Nazr Mohammed, a former teammate of Harden's in Oklahoma City, admitted that he was 'sad' his friend had to leave the Thunder.
"James is a friend of mine so it's sad to see him not in Oklahoma City, but this is a business," Mohammed said. "People want to think about the whole loyalty and franchises having loyalty to players and players having loyalty to franchises -- it doesn't exist. It's a business. The business has to do what's best for them, and the player has to do what's best for them.
"You hope that both of them are on the same page and you can come together and it's best for both, but it is what it is. I'm sad to see him not with those guys because I love those guys, I wanted to see those guys together a long time. But I'm with James too as far as he's trying to do what's best for him and his family and I never question what a guy's trying to do for him and his family."
Mohammed also wanted to remind fans that they shouldn't always believe what they hear as far as negotiations go.
"The last thing is we all hear about what might have been offered and what might have been turned down, you don't know," he continued. "No one really knows but James and Oklahoma City GM Sam (Presti) and the people in that room because you're not there.
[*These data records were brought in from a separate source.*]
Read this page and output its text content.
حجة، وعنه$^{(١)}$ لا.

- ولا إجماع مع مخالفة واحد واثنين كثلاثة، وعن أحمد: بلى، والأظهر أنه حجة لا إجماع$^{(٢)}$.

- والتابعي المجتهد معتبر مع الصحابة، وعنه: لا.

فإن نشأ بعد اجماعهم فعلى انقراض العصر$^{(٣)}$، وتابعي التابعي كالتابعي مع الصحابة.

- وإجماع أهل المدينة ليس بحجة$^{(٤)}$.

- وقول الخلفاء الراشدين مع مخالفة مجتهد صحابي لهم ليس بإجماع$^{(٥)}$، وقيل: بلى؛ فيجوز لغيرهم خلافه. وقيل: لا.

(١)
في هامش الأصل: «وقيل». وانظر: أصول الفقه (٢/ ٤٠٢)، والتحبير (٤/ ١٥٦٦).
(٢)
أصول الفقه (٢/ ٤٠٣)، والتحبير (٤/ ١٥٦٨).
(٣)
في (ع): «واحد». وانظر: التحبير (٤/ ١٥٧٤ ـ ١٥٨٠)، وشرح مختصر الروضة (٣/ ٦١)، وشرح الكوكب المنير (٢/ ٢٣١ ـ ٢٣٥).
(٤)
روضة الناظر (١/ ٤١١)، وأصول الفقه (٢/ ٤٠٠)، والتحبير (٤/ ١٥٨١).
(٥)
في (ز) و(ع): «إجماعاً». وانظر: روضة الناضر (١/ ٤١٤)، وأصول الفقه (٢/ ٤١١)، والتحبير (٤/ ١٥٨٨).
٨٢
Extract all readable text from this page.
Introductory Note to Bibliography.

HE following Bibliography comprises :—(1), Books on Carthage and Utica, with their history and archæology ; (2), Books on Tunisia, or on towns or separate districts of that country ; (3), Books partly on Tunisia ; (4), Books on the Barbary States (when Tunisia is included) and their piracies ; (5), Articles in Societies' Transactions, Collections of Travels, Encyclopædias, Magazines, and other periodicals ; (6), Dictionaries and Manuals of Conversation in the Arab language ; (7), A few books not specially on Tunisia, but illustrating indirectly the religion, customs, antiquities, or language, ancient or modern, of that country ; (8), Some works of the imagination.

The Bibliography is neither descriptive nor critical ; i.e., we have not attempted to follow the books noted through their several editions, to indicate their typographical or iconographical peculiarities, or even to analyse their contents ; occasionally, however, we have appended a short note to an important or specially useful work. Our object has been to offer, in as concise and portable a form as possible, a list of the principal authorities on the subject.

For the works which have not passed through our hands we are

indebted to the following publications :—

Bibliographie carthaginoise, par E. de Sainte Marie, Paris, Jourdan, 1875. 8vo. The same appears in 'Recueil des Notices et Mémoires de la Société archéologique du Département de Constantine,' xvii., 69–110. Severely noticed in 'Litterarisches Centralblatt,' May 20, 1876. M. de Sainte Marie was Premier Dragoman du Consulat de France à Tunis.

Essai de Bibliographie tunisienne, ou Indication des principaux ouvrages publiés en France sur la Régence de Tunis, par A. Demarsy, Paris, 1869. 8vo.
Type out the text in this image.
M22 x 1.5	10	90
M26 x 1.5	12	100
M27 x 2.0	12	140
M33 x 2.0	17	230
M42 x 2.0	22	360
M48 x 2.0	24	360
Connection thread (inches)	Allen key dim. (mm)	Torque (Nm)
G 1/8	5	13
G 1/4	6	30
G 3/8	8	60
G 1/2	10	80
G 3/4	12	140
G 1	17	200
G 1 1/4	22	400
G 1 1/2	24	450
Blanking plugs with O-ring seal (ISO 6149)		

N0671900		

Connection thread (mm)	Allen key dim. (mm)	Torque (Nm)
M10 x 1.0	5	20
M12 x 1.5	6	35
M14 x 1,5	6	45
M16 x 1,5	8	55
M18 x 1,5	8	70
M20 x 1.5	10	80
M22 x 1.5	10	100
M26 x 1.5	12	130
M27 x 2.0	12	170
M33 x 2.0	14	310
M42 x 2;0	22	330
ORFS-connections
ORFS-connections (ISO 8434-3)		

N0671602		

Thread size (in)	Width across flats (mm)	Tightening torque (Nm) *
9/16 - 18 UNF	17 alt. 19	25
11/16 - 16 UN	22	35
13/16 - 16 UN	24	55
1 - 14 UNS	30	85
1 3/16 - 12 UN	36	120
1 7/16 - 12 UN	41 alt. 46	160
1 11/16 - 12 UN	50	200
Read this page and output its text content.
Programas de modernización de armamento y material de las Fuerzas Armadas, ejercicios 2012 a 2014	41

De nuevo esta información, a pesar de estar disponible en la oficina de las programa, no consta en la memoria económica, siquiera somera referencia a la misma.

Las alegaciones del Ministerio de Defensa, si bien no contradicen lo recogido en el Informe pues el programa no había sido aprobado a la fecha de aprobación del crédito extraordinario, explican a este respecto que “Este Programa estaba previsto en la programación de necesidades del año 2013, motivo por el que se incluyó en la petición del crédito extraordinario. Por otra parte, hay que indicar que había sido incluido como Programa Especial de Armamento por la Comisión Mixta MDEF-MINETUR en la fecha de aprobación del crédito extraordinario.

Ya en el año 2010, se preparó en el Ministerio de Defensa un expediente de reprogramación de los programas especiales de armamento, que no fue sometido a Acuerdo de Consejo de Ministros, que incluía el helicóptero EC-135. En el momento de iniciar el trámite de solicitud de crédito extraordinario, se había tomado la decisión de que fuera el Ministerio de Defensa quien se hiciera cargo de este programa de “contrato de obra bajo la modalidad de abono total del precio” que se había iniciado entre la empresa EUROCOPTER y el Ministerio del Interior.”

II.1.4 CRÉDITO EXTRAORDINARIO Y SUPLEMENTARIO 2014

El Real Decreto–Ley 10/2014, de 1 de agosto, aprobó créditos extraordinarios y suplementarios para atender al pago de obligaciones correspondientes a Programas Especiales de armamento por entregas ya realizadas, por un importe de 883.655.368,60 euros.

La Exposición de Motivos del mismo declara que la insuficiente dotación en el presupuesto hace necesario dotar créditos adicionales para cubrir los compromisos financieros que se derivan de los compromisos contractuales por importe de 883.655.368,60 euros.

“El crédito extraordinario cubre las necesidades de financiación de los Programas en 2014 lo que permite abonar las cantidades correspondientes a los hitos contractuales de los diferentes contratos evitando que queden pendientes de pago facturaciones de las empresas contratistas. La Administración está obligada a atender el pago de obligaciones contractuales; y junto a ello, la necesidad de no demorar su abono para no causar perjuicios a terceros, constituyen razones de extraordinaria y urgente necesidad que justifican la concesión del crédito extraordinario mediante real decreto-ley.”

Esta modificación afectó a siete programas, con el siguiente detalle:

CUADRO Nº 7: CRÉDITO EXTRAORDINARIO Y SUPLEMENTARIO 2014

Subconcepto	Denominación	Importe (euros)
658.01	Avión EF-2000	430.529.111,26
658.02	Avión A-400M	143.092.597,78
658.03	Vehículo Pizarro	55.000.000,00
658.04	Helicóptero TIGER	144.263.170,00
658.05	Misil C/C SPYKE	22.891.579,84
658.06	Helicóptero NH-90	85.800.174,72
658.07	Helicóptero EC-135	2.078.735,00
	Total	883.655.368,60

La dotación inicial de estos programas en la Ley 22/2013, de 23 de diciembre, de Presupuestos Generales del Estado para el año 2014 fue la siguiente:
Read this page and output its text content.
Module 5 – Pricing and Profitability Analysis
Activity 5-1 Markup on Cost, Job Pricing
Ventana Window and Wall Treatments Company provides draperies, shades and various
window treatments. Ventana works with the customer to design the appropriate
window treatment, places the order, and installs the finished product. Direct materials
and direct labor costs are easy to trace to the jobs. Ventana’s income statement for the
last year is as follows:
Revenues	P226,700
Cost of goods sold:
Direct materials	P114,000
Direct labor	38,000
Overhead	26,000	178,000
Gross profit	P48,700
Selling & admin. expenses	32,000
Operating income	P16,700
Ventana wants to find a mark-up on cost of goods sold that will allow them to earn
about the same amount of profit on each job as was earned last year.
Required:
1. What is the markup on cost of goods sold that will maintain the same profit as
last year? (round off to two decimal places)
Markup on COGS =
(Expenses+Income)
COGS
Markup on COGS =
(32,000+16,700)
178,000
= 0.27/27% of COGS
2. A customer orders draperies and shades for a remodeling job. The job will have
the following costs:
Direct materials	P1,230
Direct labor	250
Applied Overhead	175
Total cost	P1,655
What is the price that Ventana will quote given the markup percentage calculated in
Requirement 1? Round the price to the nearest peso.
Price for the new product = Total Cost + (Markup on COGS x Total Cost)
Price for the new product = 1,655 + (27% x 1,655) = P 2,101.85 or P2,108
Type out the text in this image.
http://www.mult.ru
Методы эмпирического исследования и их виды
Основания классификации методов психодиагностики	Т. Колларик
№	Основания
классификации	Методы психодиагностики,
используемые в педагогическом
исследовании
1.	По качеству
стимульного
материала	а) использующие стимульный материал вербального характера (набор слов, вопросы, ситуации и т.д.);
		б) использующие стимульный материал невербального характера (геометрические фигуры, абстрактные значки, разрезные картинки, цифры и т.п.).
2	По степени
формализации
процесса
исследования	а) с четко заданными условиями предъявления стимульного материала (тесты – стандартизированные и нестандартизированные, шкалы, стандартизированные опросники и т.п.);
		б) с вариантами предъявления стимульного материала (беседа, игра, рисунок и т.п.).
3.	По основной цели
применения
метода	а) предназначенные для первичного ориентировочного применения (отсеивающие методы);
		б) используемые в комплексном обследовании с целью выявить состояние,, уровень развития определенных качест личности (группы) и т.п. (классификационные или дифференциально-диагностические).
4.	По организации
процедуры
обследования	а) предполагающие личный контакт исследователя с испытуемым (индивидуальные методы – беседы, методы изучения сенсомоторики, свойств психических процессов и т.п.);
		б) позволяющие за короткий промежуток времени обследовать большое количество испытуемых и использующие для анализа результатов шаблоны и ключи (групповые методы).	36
You can speculate all you want, but we don't know exactly ... until Sam says 'We offered him this' and James says 'I wanted this,' it's all speculation."
Mohammed, who spent the last couple years playing in Oklahoma City, admitted that it was a special experience for him playing alongside guys like Kevin Durant, Russell Westbrook and Harden.
"It was fun," he said. "It was a lot of fun. When you get a group of 22 and 23 year olds who understand the league and play hard and sacrifice on the court and are like brothers off the court, hang out with each other, it was a great experience and I know James is going to miss it. I know they're going to miss James but it's part of the business. It's not the last time you're going to see it and it's not the first (time)."
Mohammed, who is entering his 15th season in the league, doesn't buy into the theory that major market teams have a major advantage over so called "smaller market" teams like the Thunder.
"Not really," he said. "You guys give us a little bit too much credit. The superstars, they probably think more so of markets and where can I get my name at, but most other guys, we just want to go out there and make as much as you can for your family and get a chance to play.
"Sometimes most of those guys think about playing more than the money sometimes. No one's thinking of big market, small market. I've had success in both. San Antonio was unbelievable, it was a smaller market. I played in New York, it was a big market and I enjoyed it and played well there so we just want to go with the right situation and make as much as you can and be happy."